As we all know that java uses the following data types
byte    Occupy 8 bits in memory
short   Occupy 16 bits in memory
int     Occupy 32 bits in memory
long    Occupy 64 bits in memory 
If I create a class like
class Demo{
    byte b;        
    int i;
    long l;
}
Demo obj = new Demo();
Now my question is obj size is < or > or = the size of b+i+l which is 104 bytes.

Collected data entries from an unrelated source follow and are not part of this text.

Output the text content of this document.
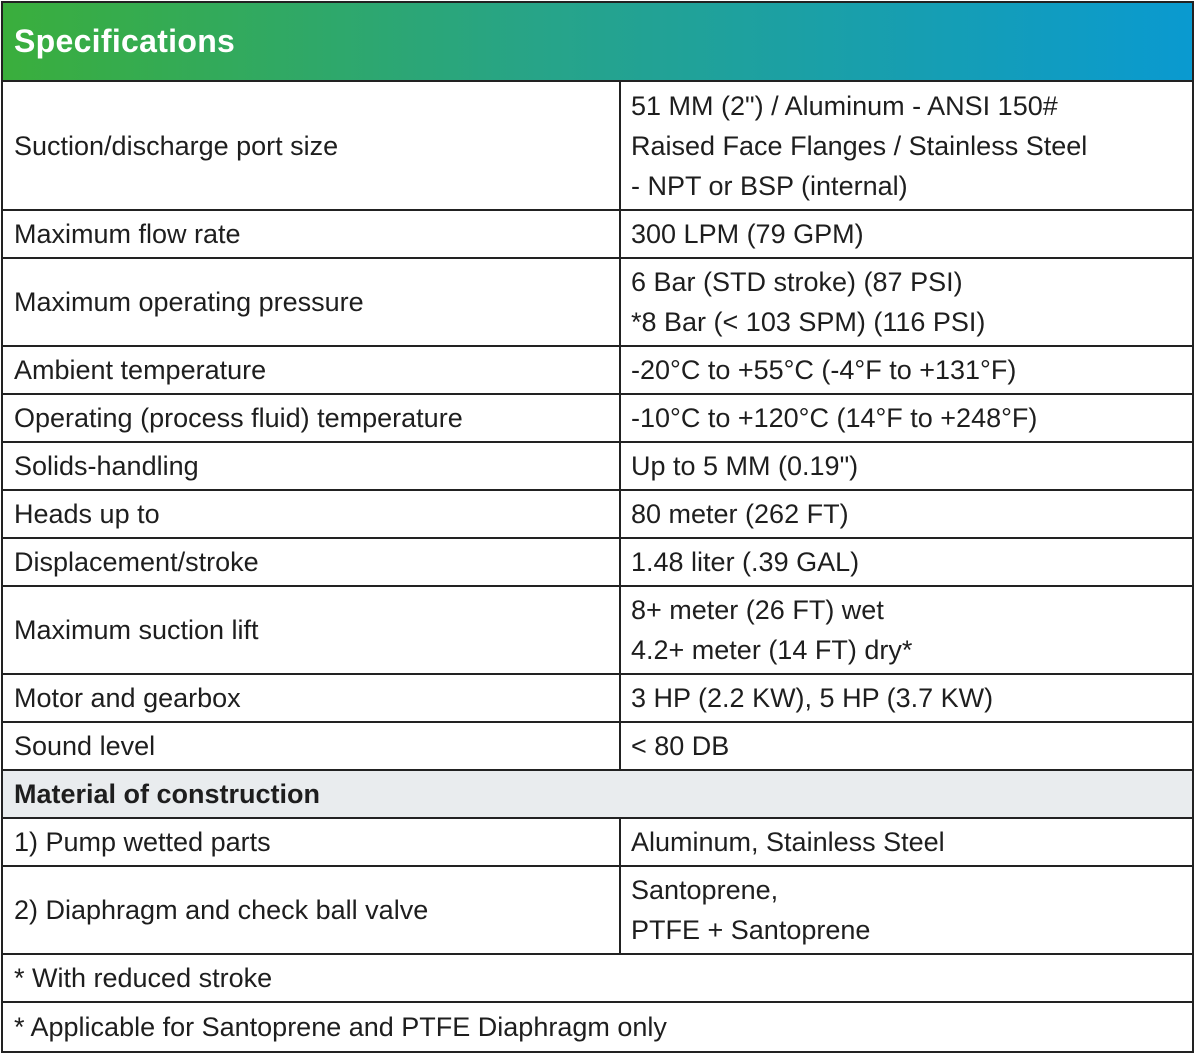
Specifications
Suction/discharge port size	51 MM (2") / Aluminum - ANSI 150#
Raised Face Flanges / Stainless Steel
- NPT or BSP (internal)

Maximum flow rate	300 LPM (79 GPM)
Maximum operating pressure	6 Bar (STD stroke) (87 PSI)
*8 Bar (< 103 SPM) (116 PSI)

Ambient temperature	-20°C to +55°C (-4°F to +131°F)
Operating (process fluid) temperature	-10°C to +120°C (14°F to +248°F)
Solids-handling	Up to 5 MM (0.19")
Heads up to	80 meter (262 FT)
Displacement/stroke	1.48 liter (.39 GAL)
Maximum suction lift	8+ meter (26 FT) wet
4.2+ meter (14 FT) dry*

Motor and gearbox	3 HP (2.2 KW), 5 HP (3.7 KW)
Sound level	< 80 DB
Material of construction	
1) Pump wetted parts	Aluminum, Stainless Steel
2) Diaphragm and check ball valve	Santoprene,
PTFE + Santoprene

* With reduced stroke	
* Applicable for Santoprene and PTFE Diaphragm only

Please give me the clarification with proper reason.
Thanks,
Anil Kumar C
From http://www.javamex.com/tutorials/memory/object_memory_usage.shtml
- a bare Object takes up 8 bytes;
 - an instance of a class with a single boolean field takes up 16 bytes: 8 bytes of header, 1 byte for the boolean and 7 bytes of "padding" to make the size up to a multiple of 8;
 - an instance with eight boolean fields will also take up 16 bytes: 8 for the header, 8 for the booleans; since this is already a multiple of 8, no padding is needed;
 - an object with a two long fields, three int fields and a boolean will take up:
 
- 8 bytes for the header;
 - 16 bytes for the 2 longs (8 each);
 - 12 bytes for the 3 ints (4 each);
 - 1 byte for the boolean;
 - a further 3 bytes of padding, to round the total up from 37 to 40, a multiple of 8.